I have an idea for solving this issue which also addresses the problem of restarting failed ingestions.
@ppanopticon @lucaro What changes would you make to this concept?
EDIT: I just realized this actually does not address the issue, as everything would be resegmented upon version update.
I guess there are fundamentally only two (types of) mechanisms needed: an enumerator that checks for every source if it is already known and emits the relevant retrievable with the already existing id without persisting it anew and a (or possibly multiple) segmenters that look up the existing segment boundaries for an existing retrievable and emit the same retrievables with the same ids and content again. Any versioning you might want to do of pipelines is, in my view, completely independent from these mechanisms.
Consider the usecase where a large catalogue has already been segmented and some features have been extracted.
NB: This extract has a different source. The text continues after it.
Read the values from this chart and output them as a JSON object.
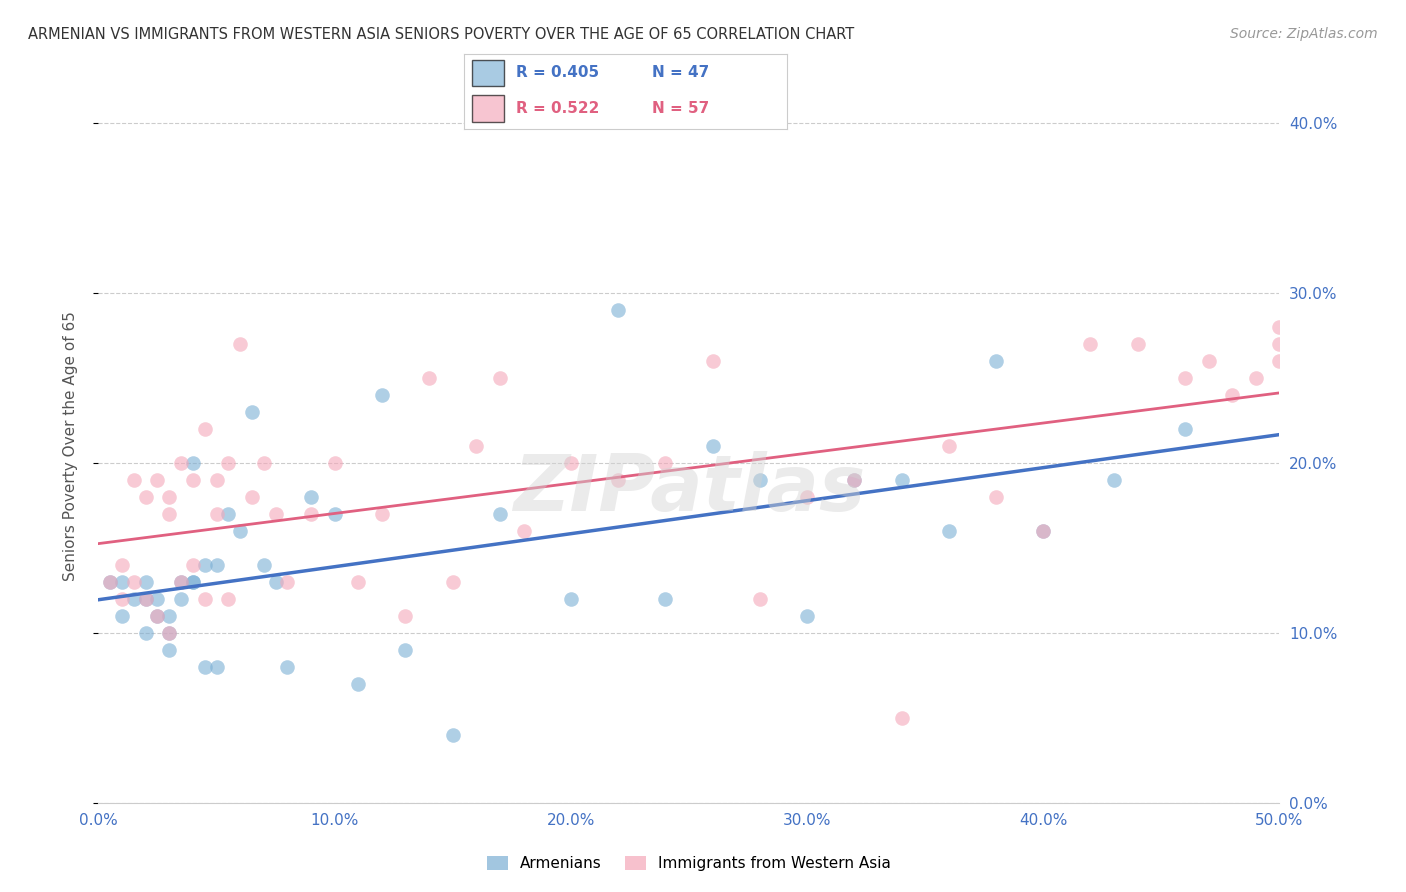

Now, an additional feature needs to be extracted and connected to the existing segments. Currently, there is no practical way to do this (AFAIK) and the entire pipeline needs to be rerun.
I propose implementing an operator that retrieves segments that have been persisted, along with their source attributes. This operator would be the initial operator in the extraction pipeline for new features. I am not sure if retrieval at indexing time is meant to work with the existing querying system or if some problems will arise here. Also, in current pipeline configs the enumerators must come first, so work is needed here as well.